To date, together with a team of researchers, clinicians, and managers from TPO Nepal –
We have collected baseline data from 240 community members in two locations in Bhaktapur district. Following the intervention, we will collect data across two additional time points.
We have provided training in the intervention, including a self-care module, for 30 mental health and psychosocial service providers from various agencies. We will provide training for another 30 service providers in September.
We are in the midst of implementing the intervention for 240 community members. So far, we have had good attendance and engaged, enthusiastic participants. We have heard stories about families trapped for hours or days in the rubble of their homes, and about the fear and nightmares that have followed. Participants have expressed relief after sharing their experiences with the group, recognizing that they are not alone in their reactions, and receiving support from the community.
We expect to have outcome data from the intervention for earthquake-affected communities later this year, and data from the Kailali project during the first half of 2016. We recently finished implementing a similar study for disaster survivors in Haiti. While Haiti certainly represents a distinct context and culture, we are encouraged by outcomes of the intervention research there, including increased engagement in disaster preparedness, decreased mental health symptoms, and increased social cohesion, in intervention compared to control group participants. We hope to have similar results in Nepal.
I felt sick and helpless when I first heard the news of the earthquake in Nepal. Nepal has suffered so much in recent years, including the long-running civil war. Now I feel gratitude. Gratitude that we have the resources to work towards increasing resilience among disaster-affected communities in Nepal; gratitude that we work with such talented and dedicated researchers and clinical/psychosocial staff through TPO Nepal.

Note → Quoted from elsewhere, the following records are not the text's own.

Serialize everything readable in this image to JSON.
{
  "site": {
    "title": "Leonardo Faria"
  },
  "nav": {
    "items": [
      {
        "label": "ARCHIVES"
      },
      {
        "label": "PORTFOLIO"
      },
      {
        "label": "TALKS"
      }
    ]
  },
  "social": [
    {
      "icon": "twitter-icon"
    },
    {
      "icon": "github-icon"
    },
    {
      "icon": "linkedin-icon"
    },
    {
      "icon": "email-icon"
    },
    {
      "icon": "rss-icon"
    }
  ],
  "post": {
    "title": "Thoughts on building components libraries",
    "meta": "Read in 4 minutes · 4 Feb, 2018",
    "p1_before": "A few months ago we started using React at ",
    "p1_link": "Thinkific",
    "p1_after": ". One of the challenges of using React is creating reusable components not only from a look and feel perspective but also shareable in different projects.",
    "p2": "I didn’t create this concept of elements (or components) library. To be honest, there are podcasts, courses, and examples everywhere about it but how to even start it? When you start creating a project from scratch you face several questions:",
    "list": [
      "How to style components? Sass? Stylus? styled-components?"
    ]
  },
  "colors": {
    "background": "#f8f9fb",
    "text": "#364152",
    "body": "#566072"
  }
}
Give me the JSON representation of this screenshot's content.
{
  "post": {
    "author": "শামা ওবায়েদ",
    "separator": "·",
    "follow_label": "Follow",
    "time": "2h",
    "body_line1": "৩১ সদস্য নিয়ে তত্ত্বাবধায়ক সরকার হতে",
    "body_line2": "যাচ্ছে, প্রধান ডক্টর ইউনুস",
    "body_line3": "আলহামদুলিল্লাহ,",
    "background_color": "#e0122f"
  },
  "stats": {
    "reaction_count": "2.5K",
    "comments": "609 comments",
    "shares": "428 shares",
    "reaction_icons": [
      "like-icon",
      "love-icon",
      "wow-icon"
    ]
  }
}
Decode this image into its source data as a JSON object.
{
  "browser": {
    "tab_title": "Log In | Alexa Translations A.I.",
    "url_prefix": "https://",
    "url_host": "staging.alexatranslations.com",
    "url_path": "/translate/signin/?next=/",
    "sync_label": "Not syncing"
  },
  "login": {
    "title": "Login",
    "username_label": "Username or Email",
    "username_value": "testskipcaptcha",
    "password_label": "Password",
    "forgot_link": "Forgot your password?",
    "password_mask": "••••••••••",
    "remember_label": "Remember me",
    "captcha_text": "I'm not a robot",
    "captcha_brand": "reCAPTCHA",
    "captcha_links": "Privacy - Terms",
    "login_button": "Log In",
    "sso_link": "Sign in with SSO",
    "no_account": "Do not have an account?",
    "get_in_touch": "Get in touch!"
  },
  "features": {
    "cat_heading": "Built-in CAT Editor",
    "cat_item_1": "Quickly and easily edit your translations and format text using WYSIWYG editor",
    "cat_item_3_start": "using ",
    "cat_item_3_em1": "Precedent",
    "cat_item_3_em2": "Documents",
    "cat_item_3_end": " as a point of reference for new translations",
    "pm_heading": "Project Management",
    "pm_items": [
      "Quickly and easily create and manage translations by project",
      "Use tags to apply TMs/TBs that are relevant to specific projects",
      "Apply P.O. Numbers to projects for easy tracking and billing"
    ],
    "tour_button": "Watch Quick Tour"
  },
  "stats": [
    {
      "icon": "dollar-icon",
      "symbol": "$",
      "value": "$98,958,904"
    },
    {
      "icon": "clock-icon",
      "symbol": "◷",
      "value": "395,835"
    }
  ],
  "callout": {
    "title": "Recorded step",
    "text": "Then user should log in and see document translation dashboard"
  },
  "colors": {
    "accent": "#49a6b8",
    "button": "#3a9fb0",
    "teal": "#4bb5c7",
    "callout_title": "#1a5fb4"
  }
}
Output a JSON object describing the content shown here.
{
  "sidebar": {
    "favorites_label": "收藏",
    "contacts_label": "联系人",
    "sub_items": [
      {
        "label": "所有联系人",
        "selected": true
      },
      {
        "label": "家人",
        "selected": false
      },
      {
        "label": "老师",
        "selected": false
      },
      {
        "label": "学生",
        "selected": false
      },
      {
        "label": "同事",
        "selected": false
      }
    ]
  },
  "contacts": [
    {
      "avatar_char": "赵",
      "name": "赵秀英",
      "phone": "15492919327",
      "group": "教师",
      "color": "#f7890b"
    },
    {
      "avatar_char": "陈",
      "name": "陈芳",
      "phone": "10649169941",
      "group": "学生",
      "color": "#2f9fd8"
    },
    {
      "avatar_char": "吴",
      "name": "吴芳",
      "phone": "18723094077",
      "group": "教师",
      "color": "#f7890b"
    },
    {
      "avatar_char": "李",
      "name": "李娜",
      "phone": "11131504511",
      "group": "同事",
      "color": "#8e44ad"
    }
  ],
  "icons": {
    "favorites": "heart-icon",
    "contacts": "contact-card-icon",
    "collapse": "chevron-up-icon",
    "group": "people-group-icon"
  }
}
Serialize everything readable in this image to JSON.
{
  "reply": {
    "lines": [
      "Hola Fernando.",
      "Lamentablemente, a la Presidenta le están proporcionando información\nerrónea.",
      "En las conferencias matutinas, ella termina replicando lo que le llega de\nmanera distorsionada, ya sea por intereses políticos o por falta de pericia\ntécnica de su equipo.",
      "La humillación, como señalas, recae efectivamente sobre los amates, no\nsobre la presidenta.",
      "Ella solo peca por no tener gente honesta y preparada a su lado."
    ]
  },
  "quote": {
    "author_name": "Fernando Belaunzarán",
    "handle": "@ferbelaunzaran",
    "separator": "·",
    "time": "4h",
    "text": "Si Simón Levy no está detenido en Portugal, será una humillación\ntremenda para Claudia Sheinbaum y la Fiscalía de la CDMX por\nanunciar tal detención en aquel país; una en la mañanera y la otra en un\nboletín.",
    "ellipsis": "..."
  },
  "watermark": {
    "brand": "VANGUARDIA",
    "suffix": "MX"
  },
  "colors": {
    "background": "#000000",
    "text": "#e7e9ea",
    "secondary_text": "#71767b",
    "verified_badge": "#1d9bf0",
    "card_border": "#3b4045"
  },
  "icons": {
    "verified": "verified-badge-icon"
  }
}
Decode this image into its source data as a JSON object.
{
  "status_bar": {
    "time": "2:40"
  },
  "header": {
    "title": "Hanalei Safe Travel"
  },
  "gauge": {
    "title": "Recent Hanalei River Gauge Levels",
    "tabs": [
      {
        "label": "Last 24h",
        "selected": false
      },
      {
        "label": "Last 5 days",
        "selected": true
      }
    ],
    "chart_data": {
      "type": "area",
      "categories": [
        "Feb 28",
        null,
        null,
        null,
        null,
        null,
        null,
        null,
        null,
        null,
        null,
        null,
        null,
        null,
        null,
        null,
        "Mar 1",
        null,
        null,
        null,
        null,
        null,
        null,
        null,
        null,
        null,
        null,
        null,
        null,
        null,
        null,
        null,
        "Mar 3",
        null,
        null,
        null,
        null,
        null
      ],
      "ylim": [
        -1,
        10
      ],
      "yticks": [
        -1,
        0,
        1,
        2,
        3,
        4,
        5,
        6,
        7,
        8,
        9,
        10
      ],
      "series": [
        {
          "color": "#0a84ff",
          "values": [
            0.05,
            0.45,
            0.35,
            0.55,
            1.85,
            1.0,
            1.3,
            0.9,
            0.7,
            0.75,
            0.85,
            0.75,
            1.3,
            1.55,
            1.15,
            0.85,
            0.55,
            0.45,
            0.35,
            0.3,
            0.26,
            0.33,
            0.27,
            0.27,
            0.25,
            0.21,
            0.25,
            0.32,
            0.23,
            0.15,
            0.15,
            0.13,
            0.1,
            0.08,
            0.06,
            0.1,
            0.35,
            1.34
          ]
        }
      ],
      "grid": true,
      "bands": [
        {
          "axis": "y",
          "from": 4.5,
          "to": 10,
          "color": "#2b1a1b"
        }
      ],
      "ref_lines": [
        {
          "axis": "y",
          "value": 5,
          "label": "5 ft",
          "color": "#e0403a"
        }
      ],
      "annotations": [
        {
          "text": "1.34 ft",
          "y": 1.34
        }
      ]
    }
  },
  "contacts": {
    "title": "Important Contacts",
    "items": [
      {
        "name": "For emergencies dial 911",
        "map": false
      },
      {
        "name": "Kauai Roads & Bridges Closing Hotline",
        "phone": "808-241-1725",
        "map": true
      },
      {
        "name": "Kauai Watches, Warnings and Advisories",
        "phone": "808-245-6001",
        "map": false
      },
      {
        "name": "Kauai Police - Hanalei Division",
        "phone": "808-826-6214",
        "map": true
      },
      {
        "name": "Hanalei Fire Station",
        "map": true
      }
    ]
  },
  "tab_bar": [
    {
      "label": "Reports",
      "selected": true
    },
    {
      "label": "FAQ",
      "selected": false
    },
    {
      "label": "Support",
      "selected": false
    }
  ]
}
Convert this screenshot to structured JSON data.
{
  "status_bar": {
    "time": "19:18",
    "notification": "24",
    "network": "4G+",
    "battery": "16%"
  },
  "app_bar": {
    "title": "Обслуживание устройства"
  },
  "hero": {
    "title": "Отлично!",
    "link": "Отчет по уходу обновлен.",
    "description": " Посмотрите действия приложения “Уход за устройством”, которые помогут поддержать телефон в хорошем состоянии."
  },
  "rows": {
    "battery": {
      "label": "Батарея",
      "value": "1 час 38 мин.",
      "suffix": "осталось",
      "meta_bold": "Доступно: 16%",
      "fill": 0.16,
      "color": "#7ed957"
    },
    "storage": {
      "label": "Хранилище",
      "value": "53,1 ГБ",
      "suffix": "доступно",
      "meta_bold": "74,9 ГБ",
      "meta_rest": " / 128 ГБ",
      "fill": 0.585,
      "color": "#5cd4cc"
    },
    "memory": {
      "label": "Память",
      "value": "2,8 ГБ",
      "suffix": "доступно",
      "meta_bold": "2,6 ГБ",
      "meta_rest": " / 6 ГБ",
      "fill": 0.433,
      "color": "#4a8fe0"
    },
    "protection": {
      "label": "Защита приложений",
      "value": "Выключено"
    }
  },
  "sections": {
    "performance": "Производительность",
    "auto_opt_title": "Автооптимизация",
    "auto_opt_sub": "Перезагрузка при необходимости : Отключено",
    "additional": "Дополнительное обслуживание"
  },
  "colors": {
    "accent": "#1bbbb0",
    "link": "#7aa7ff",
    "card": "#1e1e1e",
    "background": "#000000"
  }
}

We look forward eagerly to the research results, and hope that the intervention will prove to be effective in increasing disaster preparedness and response, decreasing mental health and psychosocial concerns, increasing coping, increasing help-giving and help-seeking in the aftermath of natural disasters. We want to thank the communities that have welcomed the research team with open arms, and through this project we hope to be able to give something back.